Thank you for your understanding and continued support in helping us build a better product.

  • 9 months

    That sucks majorly, I knew GitLab isn’t our friend, but to plain dismiss a development effort that didn’t even come from their own employees is just spitting in our face.
    Forgejo federation can’t come any sooner ✊

  • For those who were out of the loop:

    What exactly is the idea of federated gitlab? Git is already inherently distributed and automagically mirroring to other remotes is generally like three lines in any CI syntax (and there is probably a precommit hook for it too).

    Also: I can see a LOT of security issues with not having a centralized source of truth on what the commit hashes should be and so forth. is fedgit dot zip the source of truth for this app or fedgit dot ml or fedgit dot ca? Theoretically that is where signing comes into play but that gets back to: What advantage does a “fediverse” frontend have?

    • I think the federation was more about interacting with other instances. Like creating issues and pull-requests without needing to create a new account for every instance.

      I think this would be useful, as reporting bugs on GitLabs can be annoying if you have to create an account first.

      • As one of the core contributors for even a moderately sized project on Github: HELL NO.

        We already get more than enough drive by spam from everyone who just makes an account to complain that our code doesn’t do something we never said it did. And if they don’t even have to do that? Ugh.

        I do firmly believe that more projects need to understand the implications of where they host something (similar to the IOS app that alerts you if ICE is in your area). But if someone can’t be bothered to even use a throaway protonmail address to file a bug report or feature request? Quite frankly, what they have to say wouldn’t have been worth our limited time anyway.

        • 9 months

          But if someone can’t be bothered to even use a throaway protonmail address to file a bug report or feature request?

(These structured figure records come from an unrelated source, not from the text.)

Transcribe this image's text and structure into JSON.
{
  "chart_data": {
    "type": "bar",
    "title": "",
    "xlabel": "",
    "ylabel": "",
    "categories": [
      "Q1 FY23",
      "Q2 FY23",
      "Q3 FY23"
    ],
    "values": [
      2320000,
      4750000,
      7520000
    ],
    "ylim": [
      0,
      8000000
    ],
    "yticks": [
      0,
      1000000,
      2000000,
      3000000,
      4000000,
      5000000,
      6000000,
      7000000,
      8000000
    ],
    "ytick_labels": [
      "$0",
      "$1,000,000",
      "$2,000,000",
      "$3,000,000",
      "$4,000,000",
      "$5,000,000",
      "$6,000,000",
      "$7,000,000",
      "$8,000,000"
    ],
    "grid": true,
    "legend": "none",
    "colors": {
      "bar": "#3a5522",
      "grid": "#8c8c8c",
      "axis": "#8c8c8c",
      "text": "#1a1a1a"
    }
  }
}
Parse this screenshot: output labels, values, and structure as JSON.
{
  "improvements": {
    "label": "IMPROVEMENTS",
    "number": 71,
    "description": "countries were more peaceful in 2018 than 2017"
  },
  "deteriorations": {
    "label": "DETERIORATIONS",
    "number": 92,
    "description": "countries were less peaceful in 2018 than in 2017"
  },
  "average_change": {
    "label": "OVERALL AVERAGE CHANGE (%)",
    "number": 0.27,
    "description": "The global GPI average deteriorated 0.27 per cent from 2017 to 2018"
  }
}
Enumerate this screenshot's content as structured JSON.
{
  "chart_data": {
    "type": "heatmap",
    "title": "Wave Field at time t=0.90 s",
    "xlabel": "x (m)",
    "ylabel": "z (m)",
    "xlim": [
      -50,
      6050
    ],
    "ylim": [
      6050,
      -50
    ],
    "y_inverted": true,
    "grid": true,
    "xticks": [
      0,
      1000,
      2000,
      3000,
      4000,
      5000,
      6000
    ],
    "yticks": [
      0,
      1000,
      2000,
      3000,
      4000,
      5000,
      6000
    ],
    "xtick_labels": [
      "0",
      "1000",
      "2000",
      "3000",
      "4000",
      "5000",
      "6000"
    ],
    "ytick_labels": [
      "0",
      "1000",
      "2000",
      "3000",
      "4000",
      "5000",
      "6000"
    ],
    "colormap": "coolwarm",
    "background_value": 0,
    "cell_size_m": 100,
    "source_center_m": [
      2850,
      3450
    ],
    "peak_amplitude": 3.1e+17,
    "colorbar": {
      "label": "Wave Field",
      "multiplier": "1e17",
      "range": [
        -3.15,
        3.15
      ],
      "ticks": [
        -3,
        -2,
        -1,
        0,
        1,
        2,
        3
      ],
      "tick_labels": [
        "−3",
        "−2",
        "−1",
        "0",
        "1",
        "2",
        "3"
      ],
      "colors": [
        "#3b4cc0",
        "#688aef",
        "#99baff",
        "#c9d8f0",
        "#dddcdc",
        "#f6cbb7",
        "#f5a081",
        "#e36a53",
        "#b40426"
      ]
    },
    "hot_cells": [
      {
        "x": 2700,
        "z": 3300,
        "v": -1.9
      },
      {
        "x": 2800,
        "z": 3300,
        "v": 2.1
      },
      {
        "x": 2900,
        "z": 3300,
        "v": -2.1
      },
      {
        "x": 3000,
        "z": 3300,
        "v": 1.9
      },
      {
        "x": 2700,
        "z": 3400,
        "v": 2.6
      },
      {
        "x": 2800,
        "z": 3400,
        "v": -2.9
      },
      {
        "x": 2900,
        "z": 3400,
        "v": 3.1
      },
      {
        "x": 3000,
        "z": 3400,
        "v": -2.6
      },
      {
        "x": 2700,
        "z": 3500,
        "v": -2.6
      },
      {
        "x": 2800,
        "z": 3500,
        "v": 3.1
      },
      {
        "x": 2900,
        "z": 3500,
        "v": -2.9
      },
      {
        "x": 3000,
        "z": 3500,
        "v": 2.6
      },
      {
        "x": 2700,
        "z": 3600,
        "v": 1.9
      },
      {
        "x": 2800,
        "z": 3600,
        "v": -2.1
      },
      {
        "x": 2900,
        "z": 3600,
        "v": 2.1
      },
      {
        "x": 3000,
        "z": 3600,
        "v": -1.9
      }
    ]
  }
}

Quite frankly, what they have to say wouldn’t have been worth our limited time anyway.

          You don’t know that, because you’ve never once heard what someone didn’t say. Their time is limited too.

        • 9 months

          We already get more than enough drive by spam from everyone who just makes an account to complain that our code doesn’t do something we never said it did. And if they don’t even have to do that? Ugh.

          That’s easy to solve by allowing no one to open issues at all. JK.

    • 9 months

      What advantage does a “fediverse” frontend have?

      Github’s dominance comes from the network effects. Everyone’s on github, so if you have your project on a different repo, you won’t get as many visibility. If your project is on gitlab only and someone wants to report a bug, they need to:

      • Find your instance.
      • Create an account.
      • Deal with an unfamiliar interface
      • Create the ticket
      • Hope it gets seen.
      • Potentially forget about it, unless they set up notifications.

      A Federated forge solves all of that.

      • You follow remote projects without having to create an account in the remote instance.
      • You open an issue on the remote forge without having to open in an account in the remote instance, and you do it from your local server.
      • If you have a PR ready, the remote instance gets notified.
      • It makes a lot easier to separate CI/CD from source management.
      • It makes a lot easier to separate source management from issue tracking.
      • etc
      • etc
      • etc
    • Every GitLab instance requires you to have an account there to comment and submit PRs. Projects are often hosted on different instances.

    • 9 months

      I always assumed it was more or less targeting the federation of issues/MRs.

      The git side of things is already distributed as you said, but if you decide to host your random project on your own GitLab instance you’ll miss out on people submitting issues/MRs because they won’t want to sign up for an account on your random instance (or sign in with another IdP).

      This is where a lot of the reliance of GitHub comes from, in my opinion.